Speaking on her decision to stand as a candidate with the Labour Party – in spite of coming from a staunch Nationalist family – Schembri said the Nationalist Party was no longer the party she once believed in.
“The PN was a party which tried to bring people together and always tried to be positive, while the Labour Party was different. However, the tables have turned.”
Speaking in an interview with Saviour Balzan on Reporter, aired today on Favourite Channel, the former IVA movement chairperson criticised government for the way it continues to refer to the PL during the 80s. Balzan asked Schembri whether she feels uncomfortable with the PL when one considers its past.
“I do not feel uncomfortable at all: if there were serious problems with the PL today the Prime Minister wouldn’t need to continuously dig up and remind us of the past,” Schembri said, adding that it is the PN which is facing huge problems.

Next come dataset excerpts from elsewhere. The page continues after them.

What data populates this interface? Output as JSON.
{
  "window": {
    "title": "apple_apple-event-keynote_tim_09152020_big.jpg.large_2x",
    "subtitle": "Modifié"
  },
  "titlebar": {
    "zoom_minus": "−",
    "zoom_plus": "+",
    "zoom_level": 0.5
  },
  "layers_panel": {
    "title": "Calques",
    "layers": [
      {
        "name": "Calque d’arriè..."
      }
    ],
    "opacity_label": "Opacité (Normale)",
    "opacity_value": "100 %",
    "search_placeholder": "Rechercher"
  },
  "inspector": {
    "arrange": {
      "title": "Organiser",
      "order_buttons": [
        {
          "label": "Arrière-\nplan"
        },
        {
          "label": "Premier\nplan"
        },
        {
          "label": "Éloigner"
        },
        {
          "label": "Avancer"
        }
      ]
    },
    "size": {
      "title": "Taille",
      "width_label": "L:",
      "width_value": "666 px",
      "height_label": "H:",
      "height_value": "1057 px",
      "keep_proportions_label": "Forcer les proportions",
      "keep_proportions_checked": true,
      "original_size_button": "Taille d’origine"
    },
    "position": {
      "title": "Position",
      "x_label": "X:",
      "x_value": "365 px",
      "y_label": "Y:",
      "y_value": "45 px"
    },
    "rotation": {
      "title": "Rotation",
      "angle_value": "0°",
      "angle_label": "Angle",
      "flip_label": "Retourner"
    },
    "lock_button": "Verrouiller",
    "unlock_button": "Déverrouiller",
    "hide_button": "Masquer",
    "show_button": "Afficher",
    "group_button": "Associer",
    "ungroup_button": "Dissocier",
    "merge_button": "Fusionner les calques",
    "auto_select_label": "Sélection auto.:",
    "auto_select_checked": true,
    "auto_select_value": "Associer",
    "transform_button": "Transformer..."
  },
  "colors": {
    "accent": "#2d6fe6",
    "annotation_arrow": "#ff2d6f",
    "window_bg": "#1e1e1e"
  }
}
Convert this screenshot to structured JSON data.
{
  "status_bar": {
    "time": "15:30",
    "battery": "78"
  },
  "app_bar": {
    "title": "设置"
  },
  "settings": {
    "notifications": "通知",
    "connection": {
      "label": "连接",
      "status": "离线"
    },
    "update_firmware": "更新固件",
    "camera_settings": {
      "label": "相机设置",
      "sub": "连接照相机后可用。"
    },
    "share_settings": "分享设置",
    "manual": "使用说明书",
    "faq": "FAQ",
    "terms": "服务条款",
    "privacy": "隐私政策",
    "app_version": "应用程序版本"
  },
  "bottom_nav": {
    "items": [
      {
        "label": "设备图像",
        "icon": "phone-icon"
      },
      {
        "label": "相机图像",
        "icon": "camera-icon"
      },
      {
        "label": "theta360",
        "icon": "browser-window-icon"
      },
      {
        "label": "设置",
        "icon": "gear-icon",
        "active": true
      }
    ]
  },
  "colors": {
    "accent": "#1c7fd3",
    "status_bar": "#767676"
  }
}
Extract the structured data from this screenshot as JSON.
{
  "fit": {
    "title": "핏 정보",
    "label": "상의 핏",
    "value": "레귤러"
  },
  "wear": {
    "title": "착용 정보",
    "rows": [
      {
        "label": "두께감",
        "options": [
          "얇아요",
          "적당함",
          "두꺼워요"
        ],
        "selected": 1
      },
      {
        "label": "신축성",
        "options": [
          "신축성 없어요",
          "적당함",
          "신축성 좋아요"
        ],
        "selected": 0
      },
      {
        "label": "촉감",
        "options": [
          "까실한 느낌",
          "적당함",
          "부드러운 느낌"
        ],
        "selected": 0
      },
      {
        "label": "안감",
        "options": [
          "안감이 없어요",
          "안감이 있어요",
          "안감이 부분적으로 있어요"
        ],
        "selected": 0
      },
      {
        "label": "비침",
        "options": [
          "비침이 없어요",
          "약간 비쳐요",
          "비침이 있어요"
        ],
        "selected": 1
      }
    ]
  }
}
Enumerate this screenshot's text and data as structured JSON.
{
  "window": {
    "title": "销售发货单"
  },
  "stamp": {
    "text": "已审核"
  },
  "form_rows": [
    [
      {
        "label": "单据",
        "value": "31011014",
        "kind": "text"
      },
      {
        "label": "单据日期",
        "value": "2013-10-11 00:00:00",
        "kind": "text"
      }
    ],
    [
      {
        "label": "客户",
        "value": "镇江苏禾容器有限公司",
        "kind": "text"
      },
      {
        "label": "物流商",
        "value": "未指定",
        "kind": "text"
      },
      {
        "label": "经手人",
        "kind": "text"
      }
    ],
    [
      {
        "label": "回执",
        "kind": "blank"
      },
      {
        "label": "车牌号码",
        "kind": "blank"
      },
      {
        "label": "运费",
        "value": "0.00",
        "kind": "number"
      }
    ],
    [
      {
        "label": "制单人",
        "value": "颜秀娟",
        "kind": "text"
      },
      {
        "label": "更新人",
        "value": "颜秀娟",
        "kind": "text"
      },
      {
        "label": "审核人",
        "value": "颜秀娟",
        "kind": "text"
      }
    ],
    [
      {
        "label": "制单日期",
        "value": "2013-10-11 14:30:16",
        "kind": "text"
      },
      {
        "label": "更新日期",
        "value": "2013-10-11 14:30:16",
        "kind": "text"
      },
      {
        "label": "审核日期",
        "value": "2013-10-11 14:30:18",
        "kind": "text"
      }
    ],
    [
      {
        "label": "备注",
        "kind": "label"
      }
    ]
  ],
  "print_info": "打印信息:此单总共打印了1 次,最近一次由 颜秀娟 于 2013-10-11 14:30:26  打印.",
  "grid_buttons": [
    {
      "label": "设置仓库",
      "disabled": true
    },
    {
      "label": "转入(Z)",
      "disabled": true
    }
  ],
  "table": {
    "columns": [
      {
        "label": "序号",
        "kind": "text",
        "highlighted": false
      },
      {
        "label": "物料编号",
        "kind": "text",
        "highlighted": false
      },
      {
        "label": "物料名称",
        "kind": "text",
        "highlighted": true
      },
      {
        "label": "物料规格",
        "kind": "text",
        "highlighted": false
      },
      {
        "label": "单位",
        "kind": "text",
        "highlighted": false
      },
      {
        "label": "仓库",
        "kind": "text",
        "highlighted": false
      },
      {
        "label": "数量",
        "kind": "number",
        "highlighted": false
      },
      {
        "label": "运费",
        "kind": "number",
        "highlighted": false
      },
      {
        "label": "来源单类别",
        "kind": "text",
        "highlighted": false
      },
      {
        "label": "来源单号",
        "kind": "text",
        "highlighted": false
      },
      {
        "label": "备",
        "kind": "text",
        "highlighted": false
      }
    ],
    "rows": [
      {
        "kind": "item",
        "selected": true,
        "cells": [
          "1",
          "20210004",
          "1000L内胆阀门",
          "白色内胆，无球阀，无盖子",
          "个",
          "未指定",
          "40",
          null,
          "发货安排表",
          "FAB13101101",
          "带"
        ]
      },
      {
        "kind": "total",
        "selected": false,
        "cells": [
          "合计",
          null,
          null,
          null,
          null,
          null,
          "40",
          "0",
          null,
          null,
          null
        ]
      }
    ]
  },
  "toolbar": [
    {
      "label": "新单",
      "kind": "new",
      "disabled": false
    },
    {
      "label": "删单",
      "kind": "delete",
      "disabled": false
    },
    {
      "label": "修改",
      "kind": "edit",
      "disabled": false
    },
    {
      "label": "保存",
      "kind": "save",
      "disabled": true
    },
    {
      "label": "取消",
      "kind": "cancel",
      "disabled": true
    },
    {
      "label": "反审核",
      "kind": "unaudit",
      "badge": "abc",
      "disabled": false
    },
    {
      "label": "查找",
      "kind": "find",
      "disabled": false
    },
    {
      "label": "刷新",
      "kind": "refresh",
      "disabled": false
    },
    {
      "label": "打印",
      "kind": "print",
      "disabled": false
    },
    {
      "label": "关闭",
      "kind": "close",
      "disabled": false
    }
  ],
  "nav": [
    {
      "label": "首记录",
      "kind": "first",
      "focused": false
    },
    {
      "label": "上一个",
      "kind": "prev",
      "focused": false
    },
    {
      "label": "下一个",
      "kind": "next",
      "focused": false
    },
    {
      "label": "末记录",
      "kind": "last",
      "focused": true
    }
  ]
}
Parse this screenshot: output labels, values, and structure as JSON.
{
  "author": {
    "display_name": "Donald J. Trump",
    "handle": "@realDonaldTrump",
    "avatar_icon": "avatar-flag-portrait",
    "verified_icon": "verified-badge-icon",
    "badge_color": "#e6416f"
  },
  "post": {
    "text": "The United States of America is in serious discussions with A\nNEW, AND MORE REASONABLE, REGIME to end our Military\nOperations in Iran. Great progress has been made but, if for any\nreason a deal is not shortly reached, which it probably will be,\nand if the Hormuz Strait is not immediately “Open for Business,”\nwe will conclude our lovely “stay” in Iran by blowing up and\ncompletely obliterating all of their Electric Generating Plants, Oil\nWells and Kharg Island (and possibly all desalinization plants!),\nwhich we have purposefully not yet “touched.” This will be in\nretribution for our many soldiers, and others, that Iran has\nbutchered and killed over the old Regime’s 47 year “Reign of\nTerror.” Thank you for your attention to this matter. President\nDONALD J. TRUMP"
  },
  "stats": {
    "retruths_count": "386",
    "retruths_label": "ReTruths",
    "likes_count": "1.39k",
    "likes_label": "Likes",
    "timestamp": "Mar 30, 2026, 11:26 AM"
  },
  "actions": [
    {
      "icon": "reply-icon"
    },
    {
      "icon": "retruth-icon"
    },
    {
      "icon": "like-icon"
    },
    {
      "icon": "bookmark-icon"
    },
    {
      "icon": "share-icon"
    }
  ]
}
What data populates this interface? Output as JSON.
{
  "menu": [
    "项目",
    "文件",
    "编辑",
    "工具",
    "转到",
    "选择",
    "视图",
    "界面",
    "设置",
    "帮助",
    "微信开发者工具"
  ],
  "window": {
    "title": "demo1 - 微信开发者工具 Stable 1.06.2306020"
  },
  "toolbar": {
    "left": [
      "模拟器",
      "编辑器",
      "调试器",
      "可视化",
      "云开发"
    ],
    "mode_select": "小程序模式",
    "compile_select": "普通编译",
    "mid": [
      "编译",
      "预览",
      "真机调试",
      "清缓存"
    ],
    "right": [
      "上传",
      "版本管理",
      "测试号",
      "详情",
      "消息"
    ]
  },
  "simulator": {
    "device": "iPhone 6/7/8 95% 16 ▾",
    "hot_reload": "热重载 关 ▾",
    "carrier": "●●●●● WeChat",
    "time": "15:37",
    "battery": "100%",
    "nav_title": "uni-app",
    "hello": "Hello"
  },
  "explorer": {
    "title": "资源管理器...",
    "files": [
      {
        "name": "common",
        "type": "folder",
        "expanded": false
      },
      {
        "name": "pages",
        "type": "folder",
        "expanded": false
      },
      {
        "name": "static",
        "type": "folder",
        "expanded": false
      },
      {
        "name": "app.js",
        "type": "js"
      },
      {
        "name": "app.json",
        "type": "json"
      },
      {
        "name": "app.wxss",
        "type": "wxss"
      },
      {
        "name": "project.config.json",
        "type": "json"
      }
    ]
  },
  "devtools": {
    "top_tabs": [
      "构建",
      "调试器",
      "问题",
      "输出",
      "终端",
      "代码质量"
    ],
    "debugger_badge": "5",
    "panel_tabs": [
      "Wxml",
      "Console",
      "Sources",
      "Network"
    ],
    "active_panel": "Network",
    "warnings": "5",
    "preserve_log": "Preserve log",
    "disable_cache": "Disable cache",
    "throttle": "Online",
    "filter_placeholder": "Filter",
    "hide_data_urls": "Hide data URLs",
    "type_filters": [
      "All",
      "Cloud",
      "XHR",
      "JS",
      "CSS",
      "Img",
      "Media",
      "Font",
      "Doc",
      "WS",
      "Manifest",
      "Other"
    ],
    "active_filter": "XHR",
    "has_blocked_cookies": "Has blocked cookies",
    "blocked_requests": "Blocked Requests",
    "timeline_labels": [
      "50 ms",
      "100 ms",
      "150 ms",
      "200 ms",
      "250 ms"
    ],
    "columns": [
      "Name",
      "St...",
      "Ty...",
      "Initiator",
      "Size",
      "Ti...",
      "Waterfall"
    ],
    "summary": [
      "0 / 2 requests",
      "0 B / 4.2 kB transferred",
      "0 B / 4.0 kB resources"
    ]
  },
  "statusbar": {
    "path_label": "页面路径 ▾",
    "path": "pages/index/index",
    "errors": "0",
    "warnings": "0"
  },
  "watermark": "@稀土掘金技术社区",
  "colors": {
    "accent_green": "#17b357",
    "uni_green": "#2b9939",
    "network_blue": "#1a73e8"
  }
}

She added that she is not comfortable with how the PN is operating internally: “Certain youth and people are there for the show and they are not given the space to contribute. If I join a party, I want to be in a position where I can give my contribution, and not simply be used as means for the party to gain more votes.”
Asked how Nationalist MP and divorce bill promoter Jeffrey Pullicino Orlando took her Labour candidature, Schembri said he had always encouraged her to make her contribution “where I felt most comfortable”.
Speaking on the divorce law, Schembri saidno changes have been carried out in the legal structure to support the divorce law.
“There were no changes in the administration, like, for example, increasing the number of members of the judiciary assigned to the Family Court. With the new law, there is obviously going to be an influx of divorce cases,” Schembri said in an interview with Saviour Balzan on Reporter, aired yesterday on Favourite Channel.
“During the campaign, we had insisted for mediation in the cases, but so far no particular changes have been carried out with mediation.”
Schembri added this is a problem that needs immediate attention, especially considering the small amount of judges and magistrates in the family court, and how it already takes ages for a sentence to be delivered.